Question

11. A man invests his savings in two accounts, one paying 6 percent and the other paying 10 percent simple interest per year. He puts twice as much in the lower-yielding account because it is less risky. His annual interest is 198 dollars. How much did he invest at each rate?

Your answer is

total in the account paying 6 percent interest is   

total in the account paying 10 percent interest is

Answer 1

Solution-

Let in account two he invested x dollars and n account one , he invested 2x dollars

According to question,

Since ,account one paying 6 percent

So, Principal=$ 2x, Rate = 0.06, time = 1 year

Now, simple interestin dollars in one year is

SI = Principal ×rate ×time = 2x(0.06)(1) = 0.12x

Similarly,

Since the other paying 10 percent simple interest per year.

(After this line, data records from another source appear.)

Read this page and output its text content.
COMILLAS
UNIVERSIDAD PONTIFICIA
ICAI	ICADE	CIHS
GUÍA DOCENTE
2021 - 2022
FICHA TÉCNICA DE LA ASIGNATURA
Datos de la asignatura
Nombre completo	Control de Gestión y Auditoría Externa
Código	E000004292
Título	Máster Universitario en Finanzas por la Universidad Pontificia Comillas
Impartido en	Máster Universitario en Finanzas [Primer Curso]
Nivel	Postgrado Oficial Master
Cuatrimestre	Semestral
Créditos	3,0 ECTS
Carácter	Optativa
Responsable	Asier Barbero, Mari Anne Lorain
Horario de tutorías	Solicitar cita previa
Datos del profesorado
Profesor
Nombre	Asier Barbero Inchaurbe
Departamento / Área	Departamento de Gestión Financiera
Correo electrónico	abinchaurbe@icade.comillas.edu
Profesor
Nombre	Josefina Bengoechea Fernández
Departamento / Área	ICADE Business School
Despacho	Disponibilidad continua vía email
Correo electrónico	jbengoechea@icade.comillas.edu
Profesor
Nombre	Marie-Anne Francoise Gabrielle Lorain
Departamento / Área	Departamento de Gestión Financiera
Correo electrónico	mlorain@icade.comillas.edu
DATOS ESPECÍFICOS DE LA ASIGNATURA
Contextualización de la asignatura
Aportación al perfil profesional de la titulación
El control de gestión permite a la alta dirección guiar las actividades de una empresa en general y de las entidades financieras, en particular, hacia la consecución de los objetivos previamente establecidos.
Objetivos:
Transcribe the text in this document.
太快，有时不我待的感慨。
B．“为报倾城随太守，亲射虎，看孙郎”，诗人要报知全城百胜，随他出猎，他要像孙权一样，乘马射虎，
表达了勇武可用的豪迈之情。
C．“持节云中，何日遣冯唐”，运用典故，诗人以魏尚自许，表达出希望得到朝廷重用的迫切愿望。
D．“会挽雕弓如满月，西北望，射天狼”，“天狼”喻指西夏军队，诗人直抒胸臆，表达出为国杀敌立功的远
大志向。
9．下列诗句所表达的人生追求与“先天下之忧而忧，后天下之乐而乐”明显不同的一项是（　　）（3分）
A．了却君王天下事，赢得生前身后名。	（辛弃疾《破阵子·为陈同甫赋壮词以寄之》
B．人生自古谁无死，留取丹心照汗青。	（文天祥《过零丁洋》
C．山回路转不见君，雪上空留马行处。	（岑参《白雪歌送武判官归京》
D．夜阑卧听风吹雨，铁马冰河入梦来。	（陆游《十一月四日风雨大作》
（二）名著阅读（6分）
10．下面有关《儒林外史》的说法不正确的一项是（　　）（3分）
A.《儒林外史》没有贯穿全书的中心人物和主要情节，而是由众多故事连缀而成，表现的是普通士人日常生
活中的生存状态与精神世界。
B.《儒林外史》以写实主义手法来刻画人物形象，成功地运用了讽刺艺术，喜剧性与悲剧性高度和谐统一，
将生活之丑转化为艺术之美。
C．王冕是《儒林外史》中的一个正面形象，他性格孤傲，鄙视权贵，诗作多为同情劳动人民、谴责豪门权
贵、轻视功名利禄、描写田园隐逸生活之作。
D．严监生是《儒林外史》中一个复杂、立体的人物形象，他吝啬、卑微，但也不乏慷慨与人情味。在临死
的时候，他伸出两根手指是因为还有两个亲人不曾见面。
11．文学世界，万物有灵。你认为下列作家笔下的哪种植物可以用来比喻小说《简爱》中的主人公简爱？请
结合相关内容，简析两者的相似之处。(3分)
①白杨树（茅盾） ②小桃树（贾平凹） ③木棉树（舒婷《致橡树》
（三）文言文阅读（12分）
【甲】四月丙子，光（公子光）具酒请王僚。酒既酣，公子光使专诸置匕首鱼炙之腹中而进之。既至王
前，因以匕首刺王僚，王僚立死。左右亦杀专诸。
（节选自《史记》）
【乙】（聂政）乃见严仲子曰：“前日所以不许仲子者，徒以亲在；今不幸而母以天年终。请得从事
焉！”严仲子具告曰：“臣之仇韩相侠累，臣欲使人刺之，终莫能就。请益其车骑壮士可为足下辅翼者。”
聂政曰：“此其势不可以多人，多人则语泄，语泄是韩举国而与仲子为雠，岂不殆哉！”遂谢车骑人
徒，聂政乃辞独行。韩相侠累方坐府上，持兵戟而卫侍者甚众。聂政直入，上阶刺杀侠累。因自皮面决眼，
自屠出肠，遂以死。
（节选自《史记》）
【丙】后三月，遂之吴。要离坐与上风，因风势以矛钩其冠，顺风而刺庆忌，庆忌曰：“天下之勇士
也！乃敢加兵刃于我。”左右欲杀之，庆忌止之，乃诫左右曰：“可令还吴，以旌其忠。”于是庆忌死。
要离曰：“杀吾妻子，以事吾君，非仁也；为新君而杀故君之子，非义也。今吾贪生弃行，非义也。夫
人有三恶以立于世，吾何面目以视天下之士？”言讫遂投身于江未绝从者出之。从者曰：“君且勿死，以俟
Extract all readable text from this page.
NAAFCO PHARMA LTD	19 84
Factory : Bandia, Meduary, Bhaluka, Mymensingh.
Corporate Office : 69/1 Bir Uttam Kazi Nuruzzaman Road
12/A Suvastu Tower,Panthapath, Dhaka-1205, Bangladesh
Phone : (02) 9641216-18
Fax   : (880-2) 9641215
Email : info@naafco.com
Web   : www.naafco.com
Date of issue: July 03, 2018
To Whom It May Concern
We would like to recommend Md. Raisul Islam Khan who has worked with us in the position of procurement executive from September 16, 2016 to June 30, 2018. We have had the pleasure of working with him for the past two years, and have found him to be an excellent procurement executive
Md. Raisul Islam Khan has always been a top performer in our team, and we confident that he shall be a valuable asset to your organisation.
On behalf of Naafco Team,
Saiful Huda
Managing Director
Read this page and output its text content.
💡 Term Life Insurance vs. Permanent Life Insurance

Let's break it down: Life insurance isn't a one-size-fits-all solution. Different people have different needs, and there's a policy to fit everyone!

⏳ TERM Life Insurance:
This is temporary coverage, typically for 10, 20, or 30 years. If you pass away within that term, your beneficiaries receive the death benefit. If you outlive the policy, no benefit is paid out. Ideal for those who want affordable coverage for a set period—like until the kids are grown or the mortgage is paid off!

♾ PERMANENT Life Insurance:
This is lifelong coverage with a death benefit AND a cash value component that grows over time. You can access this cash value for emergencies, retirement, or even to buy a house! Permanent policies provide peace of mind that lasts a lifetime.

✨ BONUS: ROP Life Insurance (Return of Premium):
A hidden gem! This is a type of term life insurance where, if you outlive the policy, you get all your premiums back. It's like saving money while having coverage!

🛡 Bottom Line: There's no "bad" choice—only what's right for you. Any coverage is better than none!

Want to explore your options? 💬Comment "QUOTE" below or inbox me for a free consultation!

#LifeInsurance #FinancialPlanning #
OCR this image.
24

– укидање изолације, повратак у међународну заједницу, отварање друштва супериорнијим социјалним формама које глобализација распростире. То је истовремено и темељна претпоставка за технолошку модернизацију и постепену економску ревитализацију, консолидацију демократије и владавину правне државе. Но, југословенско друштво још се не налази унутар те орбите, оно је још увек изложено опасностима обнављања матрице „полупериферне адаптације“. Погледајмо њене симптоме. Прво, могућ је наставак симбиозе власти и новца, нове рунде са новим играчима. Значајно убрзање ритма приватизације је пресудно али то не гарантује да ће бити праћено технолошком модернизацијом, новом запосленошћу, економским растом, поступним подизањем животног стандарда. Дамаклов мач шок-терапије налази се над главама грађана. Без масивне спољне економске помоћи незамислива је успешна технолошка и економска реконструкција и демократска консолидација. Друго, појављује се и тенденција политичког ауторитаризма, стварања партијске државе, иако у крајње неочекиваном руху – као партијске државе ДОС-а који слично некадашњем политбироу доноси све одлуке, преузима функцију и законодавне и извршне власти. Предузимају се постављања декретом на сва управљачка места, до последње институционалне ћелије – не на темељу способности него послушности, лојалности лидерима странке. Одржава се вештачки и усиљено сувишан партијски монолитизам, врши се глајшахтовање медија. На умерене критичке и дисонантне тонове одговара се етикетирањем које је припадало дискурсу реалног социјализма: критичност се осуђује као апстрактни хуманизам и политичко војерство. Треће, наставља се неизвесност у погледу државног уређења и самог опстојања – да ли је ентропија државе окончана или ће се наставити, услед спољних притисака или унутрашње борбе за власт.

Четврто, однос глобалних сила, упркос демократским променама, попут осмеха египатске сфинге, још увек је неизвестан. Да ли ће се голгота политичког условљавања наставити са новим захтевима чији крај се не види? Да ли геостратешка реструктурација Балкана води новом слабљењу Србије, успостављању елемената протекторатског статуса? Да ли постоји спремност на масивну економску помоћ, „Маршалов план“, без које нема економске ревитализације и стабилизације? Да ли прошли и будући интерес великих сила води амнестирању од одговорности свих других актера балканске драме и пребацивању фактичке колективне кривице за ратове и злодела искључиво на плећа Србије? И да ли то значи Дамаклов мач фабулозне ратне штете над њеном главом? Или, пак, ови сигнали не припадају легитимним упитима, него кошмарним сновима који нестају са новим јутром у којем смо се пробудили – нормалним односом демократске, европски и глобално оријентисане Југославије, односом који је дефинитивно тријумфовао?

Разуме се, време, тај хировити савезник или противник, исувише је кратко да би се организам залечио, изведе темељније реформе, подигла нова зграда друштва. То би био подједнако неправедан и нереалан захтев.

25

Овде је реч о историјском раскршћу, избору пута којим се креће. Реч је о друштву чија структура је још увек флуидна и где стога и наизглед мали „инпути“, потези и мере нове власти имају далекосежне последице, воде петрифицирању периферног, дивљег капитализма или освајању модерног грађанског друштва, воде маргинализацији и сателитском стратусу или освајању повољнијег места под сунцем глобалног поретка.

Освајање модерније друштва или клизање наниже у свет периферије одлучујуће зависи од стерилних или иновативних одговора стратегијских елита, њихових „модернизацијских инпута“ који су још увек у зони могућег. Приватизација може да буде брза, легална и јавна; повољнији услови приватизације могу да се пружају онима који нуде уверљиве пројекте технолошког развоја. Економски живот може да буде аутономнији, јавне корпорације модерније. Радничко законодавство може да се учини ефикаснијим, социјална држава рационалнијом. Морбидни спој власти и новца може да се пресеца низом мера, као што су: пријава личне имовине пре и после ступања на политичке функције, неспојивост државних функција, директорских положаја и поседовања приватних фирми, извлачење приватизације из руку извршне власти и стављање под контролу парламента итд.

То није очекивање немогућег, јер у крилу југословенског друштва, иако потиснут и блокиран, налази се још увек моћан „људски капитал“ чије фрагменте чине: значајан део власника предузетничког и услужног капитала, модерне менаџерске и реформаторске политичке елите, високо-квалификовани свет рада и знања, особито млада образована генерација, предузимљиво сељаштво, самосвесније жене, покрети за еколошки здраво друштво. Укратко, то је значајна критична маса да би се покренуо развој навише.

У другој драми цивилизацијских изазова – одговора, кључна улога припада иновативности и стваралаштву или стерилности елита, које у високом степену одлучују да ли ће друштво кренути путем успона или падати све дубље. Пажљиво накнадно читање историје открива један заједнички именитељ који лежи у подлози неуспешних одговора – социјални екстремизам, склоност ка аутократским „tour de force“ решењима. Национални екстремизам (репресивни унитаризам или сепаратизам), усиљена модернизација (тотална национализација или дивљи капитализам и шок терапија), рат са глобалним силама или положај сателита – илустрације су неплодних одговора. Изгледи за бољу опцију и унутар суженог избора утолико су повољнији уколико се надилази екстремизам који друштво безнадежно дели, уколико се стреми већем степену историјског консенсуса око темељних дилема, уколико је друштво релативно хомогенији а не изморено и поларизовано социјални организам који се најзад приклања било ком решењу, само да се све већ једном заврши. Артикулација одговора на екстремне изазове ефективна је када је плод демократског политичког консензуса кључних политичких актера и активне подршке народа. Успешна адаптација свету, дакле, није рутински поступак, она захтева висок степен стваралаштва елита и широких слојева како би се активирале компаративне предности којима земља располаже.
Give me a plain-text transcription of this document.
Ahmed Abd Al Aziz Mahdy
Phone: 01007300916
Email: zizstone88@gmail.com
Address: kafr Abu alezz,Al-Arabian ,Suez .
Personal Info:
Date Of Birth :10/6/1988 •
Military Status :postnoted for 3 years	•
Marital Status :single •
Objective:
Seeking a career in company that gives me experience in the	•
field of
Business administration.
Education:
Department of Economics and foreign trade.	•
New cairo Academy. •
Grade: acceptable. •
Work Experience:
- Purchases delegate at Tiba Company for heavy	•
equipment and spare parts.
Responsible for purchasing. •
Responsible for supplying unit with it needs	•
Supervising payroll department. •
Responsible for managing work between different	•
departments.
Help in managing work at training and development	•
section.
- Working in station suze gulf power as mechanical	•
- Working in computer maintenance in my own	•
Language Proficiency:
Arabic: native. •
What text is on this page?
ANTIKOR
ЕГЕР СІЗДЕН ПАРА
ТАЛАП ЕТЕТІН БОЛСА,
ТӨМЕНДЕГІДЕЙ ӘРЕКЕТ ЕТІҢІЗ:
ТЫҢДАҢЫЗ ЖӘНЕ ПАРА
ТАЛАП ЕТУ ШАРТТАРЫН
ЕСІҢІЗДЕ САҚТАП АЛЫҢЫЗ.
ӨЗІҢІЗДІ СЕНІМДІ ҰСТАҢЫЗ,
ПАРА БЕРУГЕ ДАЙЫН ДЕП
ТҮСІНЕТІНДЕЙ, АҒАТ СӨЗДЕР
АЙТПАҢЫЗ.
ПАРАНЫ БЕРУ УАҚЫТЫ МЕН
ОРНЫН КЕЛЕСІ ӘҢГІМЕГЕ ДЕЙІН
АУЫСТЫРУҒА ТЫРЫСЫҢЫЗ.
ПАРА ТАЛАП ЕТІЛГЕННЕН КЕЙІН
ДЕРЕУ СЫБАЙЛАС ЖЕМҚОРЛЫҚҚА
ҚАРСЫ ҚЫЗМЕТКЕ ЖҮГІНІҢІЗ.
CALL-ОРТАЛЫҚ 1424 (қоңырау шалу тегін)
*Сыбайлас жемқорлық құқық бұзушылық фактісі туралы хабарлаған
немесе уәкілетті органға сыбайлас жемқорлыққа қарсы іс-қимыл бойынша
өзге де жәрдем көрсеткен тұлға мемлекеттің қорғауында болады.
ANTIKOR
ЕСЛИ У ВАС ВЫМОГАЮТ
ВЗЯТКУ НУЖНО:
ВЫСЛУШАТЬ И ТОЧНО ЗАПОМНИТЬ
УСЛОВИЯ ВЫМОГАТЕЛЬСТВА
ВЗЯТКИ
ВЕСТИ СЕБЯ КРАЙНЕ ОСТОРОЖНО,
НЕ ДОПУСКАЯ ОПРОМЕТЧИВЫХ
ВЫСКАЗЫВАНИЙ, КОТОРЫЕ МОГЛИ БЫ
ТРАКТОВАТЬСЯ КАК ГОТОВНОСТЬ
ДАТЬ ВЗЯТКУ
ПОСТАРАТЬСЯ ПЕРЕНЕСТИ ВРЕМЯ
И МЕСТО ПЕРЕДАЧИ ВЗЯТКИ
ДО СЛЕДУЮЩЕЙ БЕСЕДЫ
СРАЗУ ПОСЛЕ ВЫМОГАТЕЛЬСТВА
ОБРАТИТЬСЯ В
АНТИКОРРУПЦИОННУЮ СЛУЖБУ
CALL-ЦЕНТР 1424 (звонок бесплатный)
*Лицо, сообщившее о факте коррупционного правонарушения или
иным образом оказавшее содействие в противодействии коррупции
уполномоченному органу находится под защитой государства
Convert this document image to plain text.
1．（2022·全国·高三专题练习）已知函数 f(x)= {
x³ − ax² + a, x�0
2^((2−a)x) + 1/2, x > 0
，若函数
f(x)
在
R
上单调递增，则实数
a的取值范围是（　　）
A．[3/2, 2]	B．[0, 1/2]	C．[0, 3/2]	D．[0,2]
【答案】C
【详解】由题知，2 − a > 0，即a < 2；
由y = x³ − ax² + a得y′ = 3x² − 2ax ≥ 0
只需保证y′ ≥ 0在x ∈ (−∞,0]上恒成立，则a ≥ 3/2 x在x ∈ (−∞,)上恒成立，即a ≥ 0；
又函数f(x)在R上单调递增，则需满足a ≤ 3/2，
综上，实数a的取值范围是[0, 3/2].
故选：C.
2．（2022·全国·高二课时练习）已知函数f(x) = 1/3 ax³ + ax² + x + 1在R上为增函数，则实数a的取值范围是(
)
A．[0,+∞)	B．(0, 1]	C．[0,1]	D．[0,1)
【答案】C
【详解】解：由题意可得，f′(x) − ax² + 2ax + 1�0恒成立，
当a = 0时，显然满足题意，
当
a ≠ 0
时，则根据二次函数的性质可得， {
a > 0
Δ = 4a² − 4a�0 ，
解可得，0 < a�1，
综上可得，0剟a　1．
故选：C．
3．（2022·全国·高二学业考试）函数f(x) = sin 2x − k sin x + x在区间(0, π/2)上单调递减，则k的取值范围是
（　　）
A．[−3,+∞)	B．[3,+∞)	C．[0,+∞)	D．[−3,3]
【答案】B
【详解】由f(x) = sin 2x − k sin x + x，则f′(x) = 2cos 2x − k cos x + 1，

So, Principal =$ x , rate= 0.1 , time=1 year

So, Simple Interest here is

SI' = Principal×rate×time = x(0.1)(1) = 0.1x

Now, Since his annual interest is 198 dollars.

So, SI+ SI' = 198

Or 0.12x +0.1x = 198

Or 0.22x = 198

Or x = 198/0.22 =900 dollars

Hence, he invested x=$ 900 in account paying 10% interest and 2x= 9×00 =$ 1800 in the account paying 6% interest rate.

After one year total amount in account one (6% interest rate) is

= $(2x +SI)= $(2x +0.12x)= $(2.12x)

= $(2.12×900) = $ 1908.

After one year total amount in account two (10% interest rate) is

= $(x +SI) = $(x +0.1x)= $(1.1x) = $(1.1×900)

= $ 990.